In the summer of 1989, the playwright and dissident Václav Havel articulated the demands of the opposition in a petition signed by more than forty thousand people. The petitioners were asking the communist government (among other things) to put an end to the persecution of independent associations and the censorship of media and culture. Only one year later, Havel was democratically elected as president and the state supervision of culture ceased. Already in January 1990, the Central Association of Czech Visual Artists perished, and a new law was passed that legalized the free establishment of independent unions, clubs and movements.
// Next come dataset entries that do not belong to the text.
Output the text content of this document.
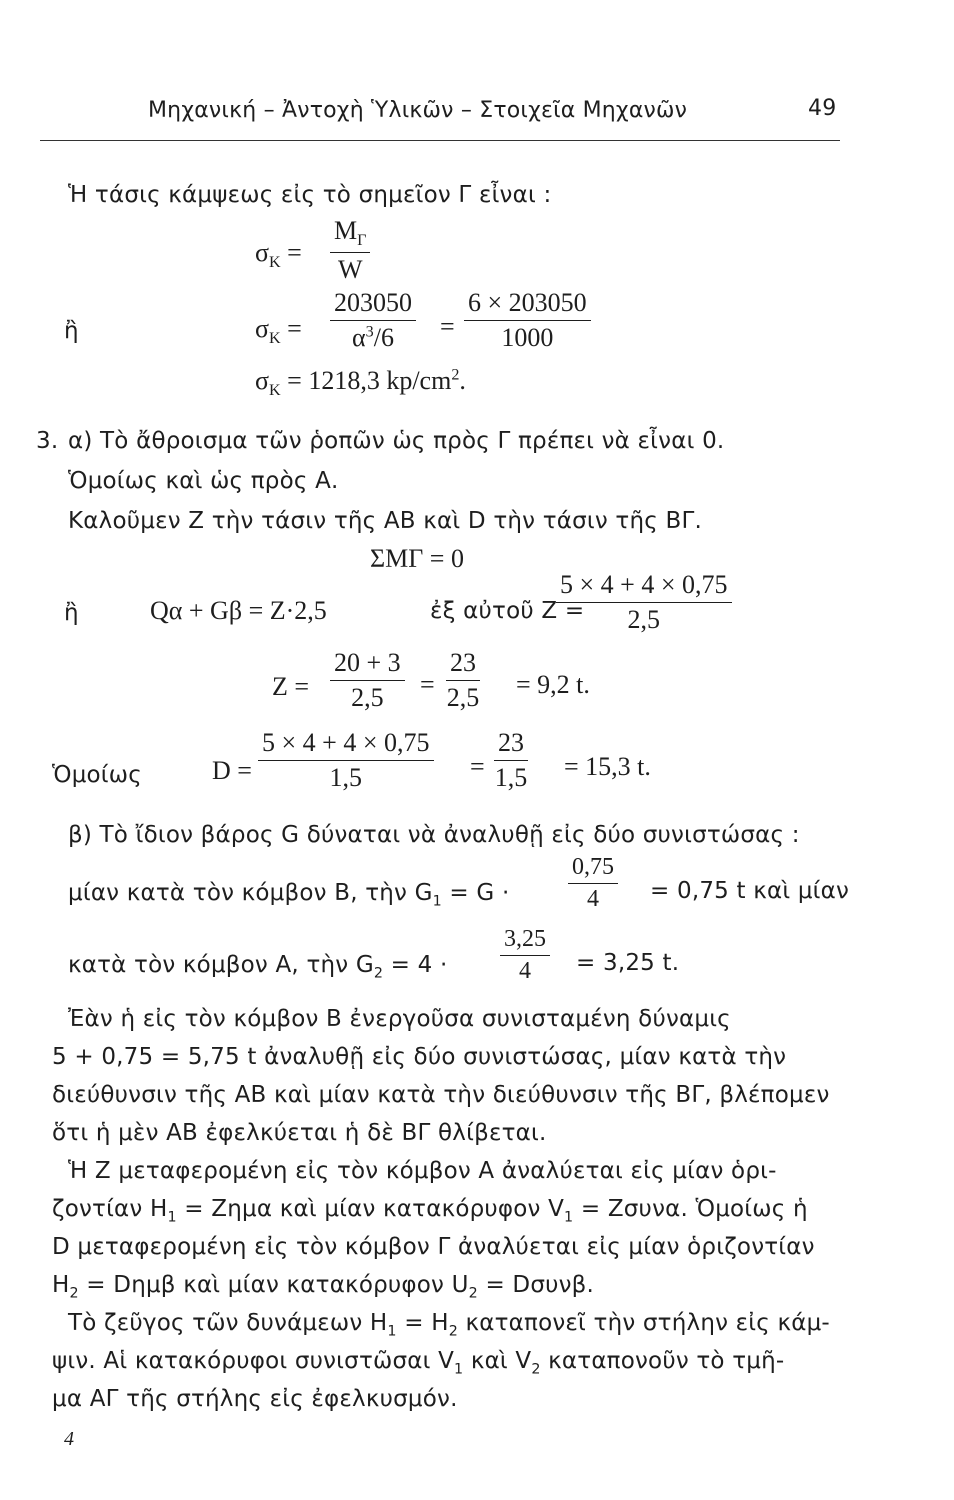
Μηχανική – Ἀντοχὴ Ὑλικῶν – Στοιχεῖα Μηχανῶν	49
Ἡ τάσις κάμψεως εἰς τὸ σημεῖον Γ εἶναι :
$\sigma_K = \frac{M_\Gamma}{W}$
ἢ	$\sigma_K = \frac{203050}{\alpha^3/6} = \frac{6 \times 203050}{1000}$
$\sigma_K = 1218,3$ $kp/cm^2$.
3. α) Τὸ ἄθροισμα τῶν ῥοπῶν ὡς πρὸς Γ πρέπει νὰ εἶναι 0.
Ὁμοίως καὶ ὡς πρὸς Α.
Καλοῦμεν Z τὴν τάσιν τῆς ΑΒ καὶ D τὴν τάσιν τῆς ΒΓ.
ΣΜΓ = 0
ἢ	Qα + Gβ = Z·2,5	ἐξ αὐτοῦ Z =
$\frac{5 \times 4 + 4 \times 0,75}{2,5}$
$Z = \frac{20 + 3}{2,5} = \frac{23}{2,5} = 9,2$ t.
Ὁμοίως	$D = \frac{5 \times 4 + 4 \times 0,75}{1,5} = \frac{23}{1,5} = 15,3$ t.
β) Τὸ ἴδιον βάρος G δύναται νὰ ἀναλυθῇ εἰς δύο συνιστώσας :
μίαν κατὰ τὸν κόμβον Β, τὴν $G_1 = G \cdot \frac{0,75}{4} = 0,75$ t καὶ μίαν
κατὰ τὸν κόμβον Α, τὴν $G_2 = 4 \cdot \frac{3,25}{4} = 3,25$ t.
Ἐὰν ἡ εἰς τὸν κόμβον Β ἐνεργοῦσα συνισταμένη δύναμις
5 + 0,75 = 5,75 t ἀναλυθῇ εἰς δύο συνιστώσας, μίαν κατὰ τὴν
διεύθυνσιν τῆς ΑΒ καὶ μίαν κατὰ τὴν διεύθυνσιν τῆς ΒΓ, βλέπομεν
ὅτι ἡ μὲν ΑΒ ἐφελκύεται ἡ δὲ ΒΓ θλίβεται.
Ἡ Z μεταφερομένη εἰς τὸν κόμβον Α ἀναλύεται εἰς μίαν ὁρι-
ζοντίαν $H_1 = Z\eta\mu\alpha$ καὶ μίαν κατακόρυφον $V_1 = Z\sigma\upsilon\nu\alpha$. Ὁμοίως ἡ
D μεταφερομένη εἰς τὸν κόμβον Γ ἀναλύεται εἰς μίαν ὁριζοντίαν
$H_2 = D\eta\mu\beta$ καὶ μίαν κατακόρυφον $U_2 = D\sigma\upsilon\nu\beta$.
Τὸ ζεῦγος τῶν δυνάμεων $H_1 = H_2$ καταπονεῖ τὴν στήλην εἰς κάμ-
ψιν. Αἱ κατακόρυφοι συνιστῶσαι $V_1$ καὶ $V_2$ καταπονοῦν τὸ τμῆ-
μα ΑΓ τῆς στήλης εἰς ἐφελκυσμόν.
4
However, the initial euphoria caused by the newly gained freedom of expression was soon met with the limited cultural funding available in the newly founded market economy, and in the past thirty years has been replaced with disenchantment arising from precarious working conditions. The conference focused on the strategies and criteria that have been – and could have been – deployed by the post-Communist state to support the arts that does not simply comply with the principles of consumerist culture. In her paper, Slovenian researcher Vesna Čopič compares the development of the state cultural policy in the countries of the former Eastern Bloc, focusing on the decline or perpetuation of socialist structures. The expert on cultural policy, Eva Žáková, and the curator of OFF-Biennale, Hajnalka Somogyi, outlines in more detail the development of cultural policies in relation to the visual arts support in the Czech Republic and Hungary. The final debate, hosted by Anežka Bartlová, discuss the particular measures that could be adopted by the state to improve the working conditions of visual artists nowadays.
The discussion forum of the fotograf festival #9 was held on October 18th 2019 in The Museum of Decorative Arts in Prague.